Appui important aux parents d'enfants autistes

La Commission des droits de la personne et des droits de la jeunesse du Québec vient de créer un précédent en devenant partie à un recours collectif intenté contre le gouvernement du Québec par les parents d'enfants autistes.

Pour la première fois de son histoire, la Commission des droits de la personne du Québec a estimé qu'il était de son ressort de s'impliquer dans cette procédure judiciaire, où près de 200 parents cherchent à être indemnisés en raison de l'absence de services spécialisés disponibles pour leurs enfants au Québec.

Selon ces parents, l'absence de programmes publics d'intervention précoce intensive prive leurs enfants d'un développement optimal. La plupart des parents doivent se contenter de services privés, coûteux et rarissimes dans plusieurs régions.

La Commission des droits de la personne entend demander à la Cour d'accueillir ce recours collectif et plaidera que ce manque de services constitue une atteinte aux droits de ces enfants et une forme de discrimination fondée sur le handicap. «Notre intervention consistera à dire qu'il y a un refus d'offrir des services publics et des droits sont atteints», a indiqué hier Mme Ginette L'Heureux, porte-parole de la Commission.
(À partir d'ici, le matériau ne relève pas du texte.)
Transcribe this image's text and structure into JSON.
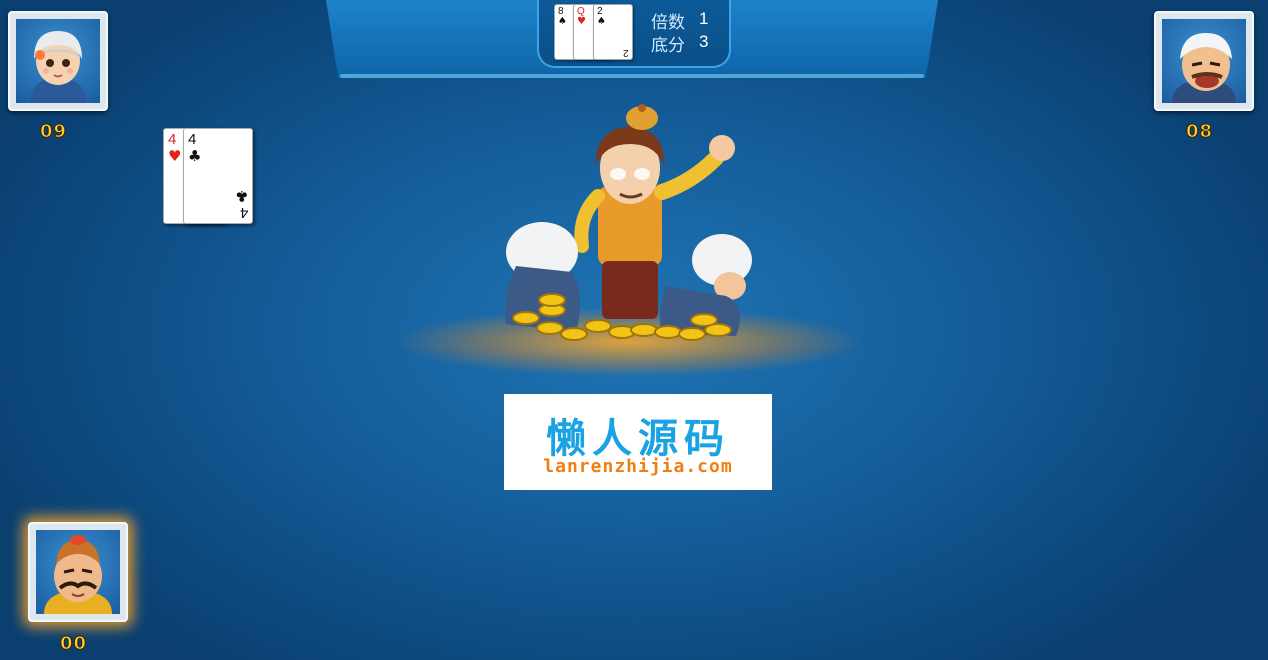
{
  "top_bar": {
    "bottom_cards": [
      {
        "rank": "8",
        "suit": "♠",
        "color": "#111111"
      },
      {
        "rank": "Q",
        "suit": "♥",
        "color": "#e52222"
      },
      {
        "rank": "2",
        "suit": "♠",
        "color": "#111111"
      }
    ],
    "multiplier_label": "倍数",
    "multiplier_value": "1",
    "base_score_label": "底分",
    "base_score_value": "3"
  },
  "players": {
    "left": {
      "avatar_icon": "girl-avatar-icon",
      "card_count": "09"
    },
    "right": {
      "avatar_icon": "bald-man-avatar-icon",
      "card_count": "08"
    },
    "self": {
      "avatar_icon": "mustache-man-avatar-icon",
      "card_count": "00"
    }
  },
  "played_cards": {
    "left_player": [
      {
        "rank": "4",
        "suit": "♥",
        "color": "#e52222"
      },
      {
        "rank": "4",
        "suit": "♣",
        "color": "#111111"
      }
    ]
  },
  "center_illustration": {
    "icon": "landlord-wins-icon"
  },
  "watermark": {
    "title": "懒人源码",
    "url": "lanrenzhijia.com"
  }
}
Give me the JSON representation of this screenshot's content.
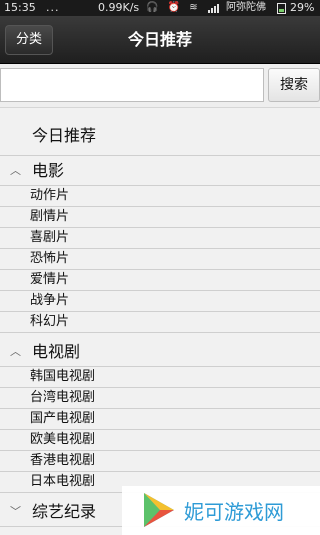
{
  "status_bar": {
    "time": "15:35",
    "dots": "...",
    "speed": "0.99K/s",
    "icons": "🎧 ⏰ ≋",
    "carrier": "阿弥陀佛",
    "battery": "29%"
  },
  "title_bar": {
    "category_button": "分类",
    "title": "今日推荐"
  },
  "search": {
    "input_value": "",
    "button": "搜索"
  },
  "today_item": "今日推荐",
  "groups": [
    {
      "label": "电影",
      "items": [
        "动作片",
        "剧情片",
        "喜剧片",
        "恐怖片",
        "爱情片",
        "战争片",
        "科幻片"
      ]
    },
    {
      "label": "电视剧",
      "items": [
        "韩国电视剧",
        "台湾电视剧",
        "国产电视剧",
        "欧美电视剧",
        "香港电视剧",
        "日本电视剧"
      ]
    },
    {
      "label": "综艺纪录",
      "items": []
    }
  ],
  "watermark": {
    "text": "妮可游戏网"
  },
  "colors": {
    "title_bar": "#2b2b2b",
    "accent_blue": "#2e9bd6",
    "background": "#f1f1f1"
  }
}
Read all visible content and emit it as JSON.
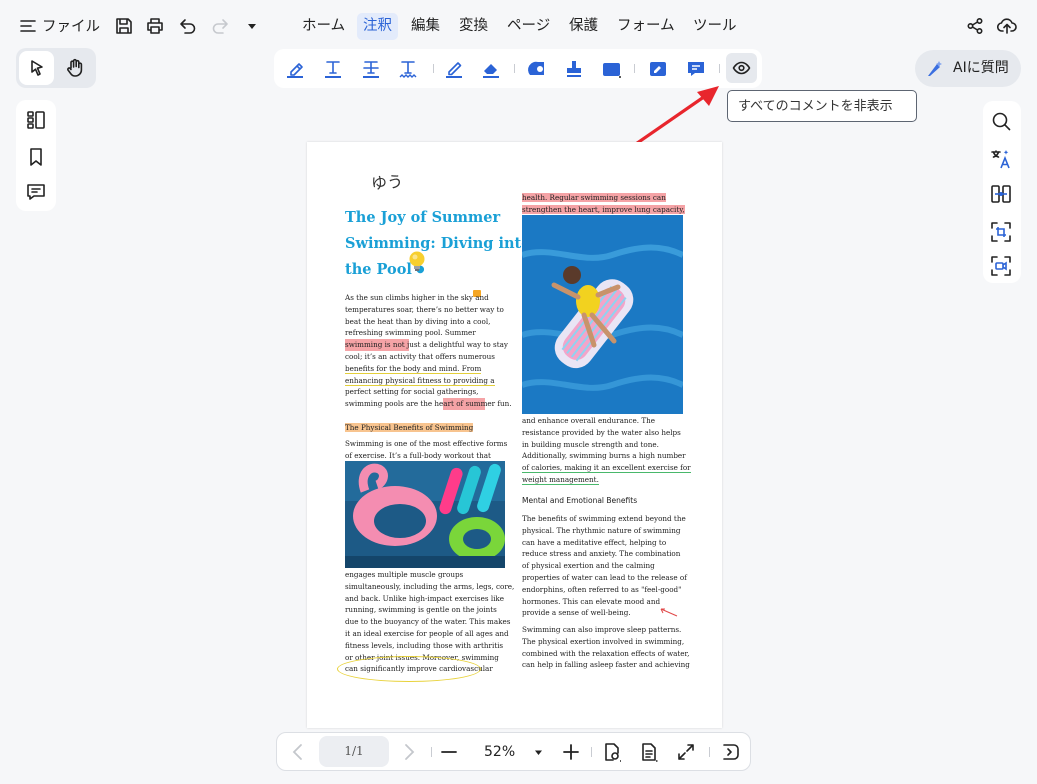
{
  "menubar": {
    "file_label": "ファイル",
    "tabs": [
      {
        "label": "ホーム",
        "active": false
      },
      {
        "label": "注釈",
        "active": true
      },
      {
        "label": "編集",
        "active": false
      },
      {
        "label": "変換",
        "active": false
      },
      {
        "label": "ページ",
        "active": false
      },
      {
        "label": "保護",
        "active": false
      },
      {
        "label": "フォーム",
        "active": false
      },
      {
        "label": "ツール",
        "active": false
      }
    ]
  },
  "ai_button": {
    "label": "AIに質問"
  },
  "tooltip": {
    "text": "すべてのコメントを非表示"
  },
  "accent_color": "#2b63d6",
  "arrow_color": "#e8262d",
  "document": {
    "handwriting": "ゆう",
    "title_lines": [
      "The Joy of Summer",
      "Swimming: Diving into",
      "the Pool"
    ],
    "left_col_1": [
      "As the sun climbs higher in the sky and",
      "temperatures soar, there’s no better way to",
      "beat the heat than by diving into a cool,",
      "refreshing swimming pool. Summer",
      "swimming is not just a delightful way to stay",
      "cool; it’s an activity that offers numerous",
      "benefits for the body and mind. From",
      "enhancing physical fitness to providing a",
      "perfect setting for social gatherings,",
      "swimming pools are the heart of summer fun."
    ],
    "left_heading": "The Physical Benefits of Swimming",
    "left_col_2": [
      "Swimming is one of the most effective forms",
      "of exercise. It’s a full-body workout that"
    ],
    "left_col_3": [
      "engages multiple muscle groups",
      "simultaneously, including the arms, legs, core,",
      "and back. Unlike high-impact exercises like",
      "running, swimming is gentle on the joints",
      "due to the buoyancy of the water. This makes",
      "it an ideal exercise for people of all ages and",
      "fitness levels, including those with arthritis",
      "or other joint issues. Moreover, swimming",
      "can significantly improve cardiovascular"
    ],
    "right_top": [
      "health. Regular swimming sessions can",
      "strengthen the heart, improve lung capacity,"
    ],
    "right_col_1": [
      "and enhance overall endurance. The",
      "resistance provided by the water also helps",
      "in building muscle strength and tone.",
      "Additionally, swimming burns a high number",
      "of calories, making it an excellent exercise for",
      "weight management."
    ],
    "right_heading": "Mental and Emotional Benefits",
    "right_col_2": [
      "The benefits of swimming extend beyond the",
      "physical. The rhythmic nature of swimming",
      "can have a meditative effect, helping to",
      "reduce stress and anxiety. The combination",
      "of physical exertion and the calming",
      "properties of water can lead to the release of",
      "endorphins, often referred to as \"feel-good\"",
      "hormones. This can elevate mood and",
      "provide a sense of well-being."
    ],
    "right_col_3": [
      "Swimming can also improve sleep patterns.",
      "The physical exertion involved in swimming,",
      "combined with the relaxation effects of water,",
      "can help in falling asleep faster and achieving"
    ]
  },
  "pagination": {
    "page_indicator": "1/1",
    "zoom": "52%"
  }
}
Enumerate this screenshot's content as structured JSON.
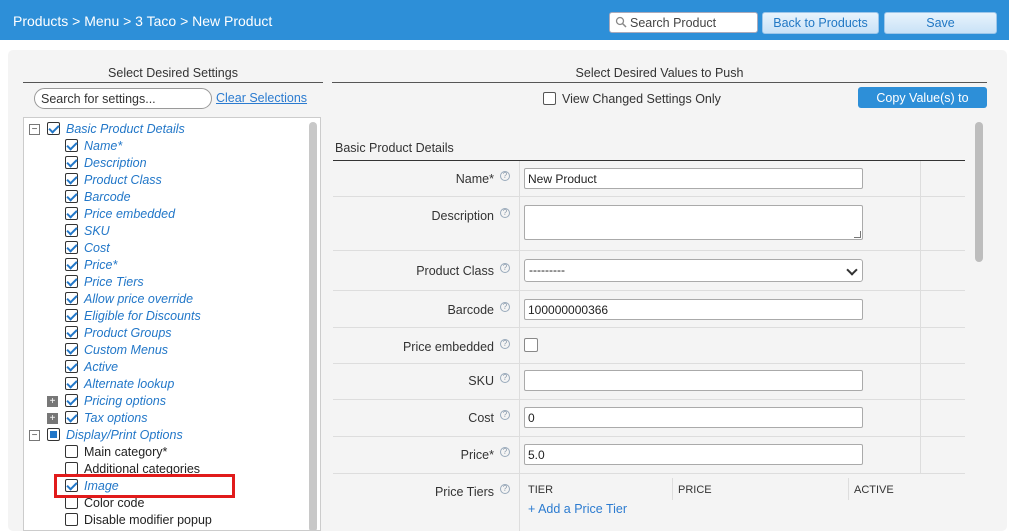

Les parents d'enfants souffrant d'autisme, qui attendent de la Cour supérieure une autorisation à intenter un recours collectif au début de 2003, se sont montrés fort heureux de cette appui important. «C'est un développement important, car nous avons toujours soutenu que les droits de nos enfants sont bafoués, et le mandat de cet organisme est de défendre les droits fondamentaux garantis par la Charte», a indiqué hier Jean-Marie Berthelot, un des 180 parents impliqués dans le Comité du recours collectif.

Ces parents sont d'autant plus confiants que la Cour d'appel de Colombie-Britannique vient de donner raison, le 9 octobre dernier, à un recours en tout point similaire, intenté par des parents d'enfants autistes. La Cour leur a donné raison et a statué que le gouvernement avait violé les droits de ces enfants en refusant de leur offrir des services universels et gratuits de stimulation précoce.